The results of the present study demonstrated that the survival rates were the same for both vitrification treatments, but the cleavage and blastocyst formation rates in vit1 (our proposed concentration) were significantly higher than vit2 for 2-cell mouse embryo. This may suggest reduced vitrification solution toxicity for vit1 as opposed to vit2. Moreover, the survival and development rates of vitrified embryos were significantly lower than non-vitrified embryos. This might be due to the vitrification-thawing treatment of the embryos at an early stage of development and further be the result of poorly developed stress response mechanisms. In contrast to our results, vitrification of human oocytes and embryos had no negative effect on survival and developmental rates (14,17,18). These dissimilar outcomes can be explained by the differences that are present between mice and human embryonic cells such as size and shape of the cells and membrane permeability (5).

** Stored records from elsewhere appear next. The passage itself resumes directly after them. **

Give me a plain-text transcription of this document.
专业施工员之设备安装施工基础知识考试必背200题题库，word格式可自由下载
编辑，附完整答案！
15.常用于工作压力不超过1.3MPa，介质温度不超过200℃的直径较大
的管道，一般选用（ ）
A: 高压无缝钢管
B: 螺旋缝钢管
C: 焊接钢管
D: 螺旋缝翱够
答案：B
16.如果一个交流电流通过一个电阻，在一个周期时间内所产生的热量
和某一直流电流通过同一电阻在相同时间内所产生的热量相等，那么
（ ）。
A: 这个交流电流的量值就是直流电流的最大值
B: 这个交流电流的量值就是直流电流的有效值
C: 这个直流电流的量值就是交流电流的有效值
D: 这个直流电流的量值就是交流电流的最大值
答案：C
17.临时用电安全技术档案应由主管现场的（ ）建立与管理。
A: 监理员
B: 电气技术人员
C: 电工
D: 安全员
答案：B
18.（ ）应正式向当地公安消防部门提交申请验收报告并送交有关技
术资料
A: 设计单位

Two other genes that were previously reported to be expressed in 2-cell embryos (41,42) were also considered for transcript analysis,Gja1 (Connexin 43), a gap junction gene (43-45), and Ped genes, a gene family regulating the rate of preimplantation embryonic development and subsequent embryo survival (46-48). However, our attempts to detect any expression of these genes at this stage failed (data not shown). Transcript analysis of Hsp72 showed an upregulation in vitrified groups when compared to the control group, similar to the previous results following other vitrification methods (25,49). Furthermore, the relative quantification of Hsp72 in vit1 was significantly lower than vit2 and closer to the fresh 2-cell embryos. The fact that Hsps play a protective role during imposed stresses to the cells, suppressing several forms of cell death, including apoptosis (50) may suggest that vit1 treatment had a lesser impact on the overall well-being of the cell. In general, it can be said that 2-cell mouse embryos have experienced thermal stress during vitrification steps, but the concentrated cryoprotectants causes a pronounced stress to the embryos.

Conclusion

Our developmental data show that cryotopvitrification with 7.5% EG and 7.5% DMSO was more efficient than that with 15% EG and 15% DMSO. Although vit1 treatment had lower survival and developmental rates compared to the control group, it demonstrated better stability compared with vit2 based on the Hsp72 transcript analysis, supporting developmental data.

Table 2

The survival rates of 2-cell embryos in control and vitrified groups

Groups	Concentration of cryoprotectans	No. of total embryos	No. of survived embryos	Mean of survival rate (%)	Standard deviation
control	0%	76	73	95.8a	0.06
vit1	15% (7.5% EG + 7.5% DMSO)	55	41	75.3b	0.13
vit2	30% (15% EG + 15% DMSO)	64	45	68.6b	0.07

Control; Non-vitrified group, DMSO; Dimethyl sulfoxide and EG; Ethylene glycol, a and b indicate significant difference between control with vitrified groups (p<0.01). Every experiment was repeated three times.